By ten o'clock that night, over twenty gigglers were in Jersey hospitals. The gigglers were all in Jersey: there were none in Manhattan, the Bronx, or Staten Island.
Each victim of the giggling malady became steadily worse.
The police investigated, of course. The police at once noticed that all gigglers were being found in Jersey—in a certain area of Jersey, to be exact. The sector was confined to a district on the river front, near the mouth of a vehicular tunnel which had been recently constructed under the Hudson River.
It was a region of low-priced homes, not a particularly fashionable neighborhood. By dawn the following morning, it was absolutely certain that every giggling victim had come from this sector. So had the stories of the giggling ghosts.
Also by morning, it had been ascertained that each of the gigglers had one thing in common: they each had taken a walk that day, or that evening. In every case, the victim had walked through the streets in the river-front district.
At nine o'clock the next morning, A. King Christophe put in an appearance.
A. KING CHRISTOPHE was a very fat man, with round eyes, not much of a nose, a puffy face and very black hair. When A. King Christophe blew out his cheeks and glared, which he had the habit of doing on the slightest provocation, he looked very fierce. He was a geologist. Newspaper investigators later in the day learned that A. King Christophe was a rather well-known geologist.
Geologist A. King Christophe got a load of newspaper publicity that day, for it was he who came forth with a discovery of the source of the giggling malady.
A. King Christophe arrived in a taxicab.
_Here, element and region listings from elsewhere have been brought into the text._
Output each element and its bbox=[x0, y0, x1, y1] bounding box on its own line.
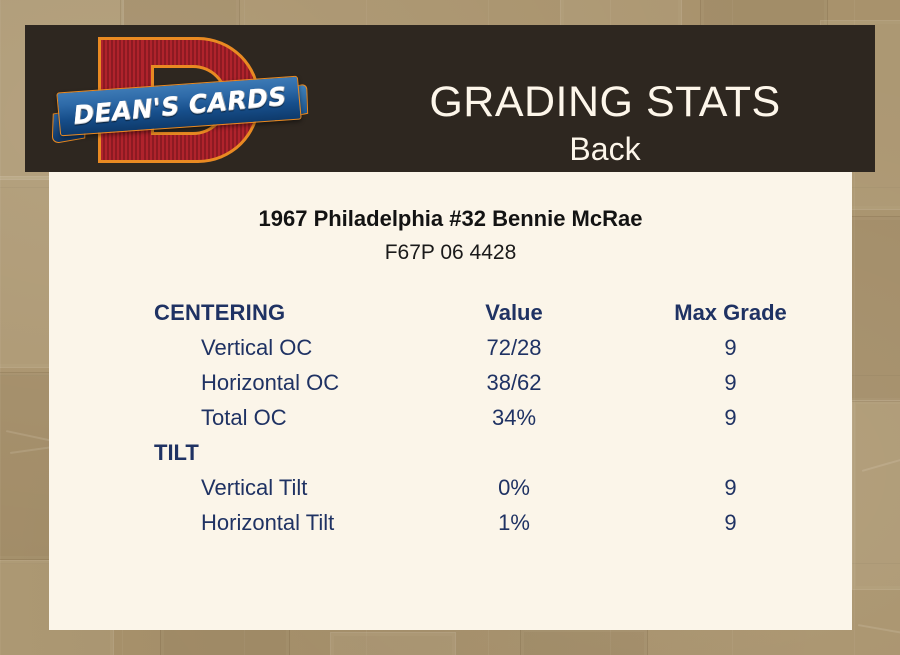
header-bar: DEAN'S CARDS GRADING STATS Back bbox=[25, 25, 875, 172]
background-card-decoration bbox=[520, 628, 648, 655]
table-row: Horizontal OC 38/62 9 bbox=[49, 365, 852, 400]
background-card-decoration bbox=[330, 632, 456, 655]
section-title-tilt: TILT bbox=[49, 435, 419, 470]
stat-label: Horizontal OC bbox=[49, 365, 419, 400]
background-card-decoration bbox=[846, 216, 900, 402]
stat-value: 72/28 bbox=[419, 330, 609, 365]
grading-stats-table: CENTERING Value Max Grade Vertical OC 72… bbox=[49, 295, 852, 540]
stat-value: 0% bbox=[419, 470, 609, 505]
page-root: DEAN'S CARDS GRADING STATS Back 1967 Phi… bbox=[0, 0, 900, 655]
column-header-max-grade: Max Grade bbox=[609, 295, 852, 330]
stat-value: 34% bbox=[419, 400, 609, 435]
stats-table-head: CENTERING Value Max Grade bbox=[49, 295, 852, 330]
table-row: Horizontal Tilt 1% 9 bbox=[49, 505, 852, 540]
page-title: GRADING STATS bbox=[429, 80, 780, 125]
deans-cards-logo[interactable]: DEAN'S CARDS bbox=[50, 29, 310, 169]
stat-value: 38/62 bbox=[419, 365, 609, 400]
stat-label: Vertical Tilt bbox=[49, 470, 419, 505]
stat-max-grade: 9 bbox=[609, 365, 852, 400]
section-spacer bbox=[609, 435, 852, 470]
page-subtitle: Back bbox=[569, 133, 640, 167]
content-panel: 1967 Philadelphia #32 Bennie McRae F67P … bbox=[49, 172, 852, 630]
table-row: Vertical OC 72/28 9 bbox=[49, 330, 852, 365]
card-serial-number: F67P 06 4428 bbox=[49, 241, 852, 265]
card-title: 1967 Philadelphia #32 Bennie McRae bbox=[49, 206, 852, 232]
stats-table-body: Vertical OC 72/28 9 Horizontal OC 38/62 … bbox=[49, 330, 852, 540]
background-card-decoration bbox=[160, 626, 290, 655]
section-spacer bbox=[419, 435, 609, 470]
stat-label: Vertical OC bbox=[49, 330, 419, 365]
stat-label: Horizontal Tilt bbox=[49, 505, 419, 540]
stat-value: 1% bbox=[419, 505, 609, 540]
background-card-decoration bbox=[852, 400, 900, 590]
stat-label: Total OC bbox=[49, 400, 419, 435]
logo-ribbon: DEAN'S CARDS bbox=[50, 81, 308, 137]
table-row: Total OC 34% 9 bbox=[49, 400, 852, 435]
stat-max-grade: 9 bbox=[609, 330, 852, 365]
stat-max-grade: 9 bbox=[609, 400, 852, 435]
section-header-row-tilt: TILT bbox=[49, 435, 852, 470]
table-row: Vertical Tilt 0% 9 bbox=[49, 470, 852, 505]
stat-max-grade: 9 bbox=[609, 505, 852, 540]
column-header-centering: CENTERING bbox=[49, 295, 419, 330]
table-header-row: CENTERING Value Max Grade bbox=[49, 295, 852, 330]
column-header-value: Value bbox=[419, 295, 609, 330]
stat-max-grade: 9 bbox=[609, 470, 852, 505]
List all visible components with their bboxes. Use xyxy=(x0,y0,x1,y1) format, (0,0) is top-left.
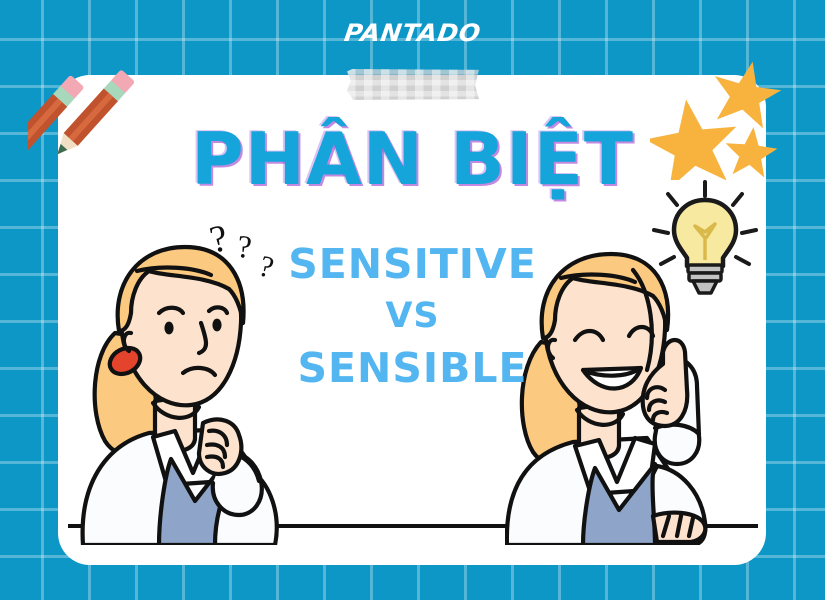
pencils-icon xyxy=(28,52,148,177)
lightbulb-decoration xyxy=(648,180,763,300)
svg-text:?: ? xyxy=(206,217,231,262)
stars-icon xyxy=(650,55,785,180)
brand-logo-text: PANTADO xyxy=(342,19,482,47)
question-marks-decoration: ? ? ? xyxy=(205,212,295,284)
star-icon xyxy=(723,124,780,178)
lightbulb-icon xyxy=(648,180,763,300)
brand-logo: PANTADO xyxy=(0,19,825,47)
svg-text:?: ? xyxy=(236,228,254,265)
washi-tape xyxy=(347,69,479,100)
question-marks-icon: ? ? ? xyxy=(205,212,295,284)
subtitle-line-3: SENSIBLE xyxy=(0,342,825,394)
page-title-text: PHÂN BIỆT xyxy=(191,120,634,198)
stars-decoration xyxy=(650,55,785,180)
pencils-decoration xyxy=(28,52,148,177)
svg-text:?: ? xyxy=(255,249,277,284)
star-icon xyxy=(706,55,785,131)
When he alighted from the cab, he carried a suitcase, large and much worn. He immediately had a quarrel with the taxi driver over the fare, and blew out his cheeks and looked so fierce that he bluffed the driver.
When A. King Christophe's worn suitcase was opened, it proved to contain litmus papers and other scientific aids for analyzing the composition of earth and air. For two hours he prowled over the region, using the devices. Then he went to the police.
"See!" he said. "I have idea."
"Go away," the cops said. "Everybody seems to have ideas around here to-day. Ghosts with the contagious giggles! All kinds of ideas!"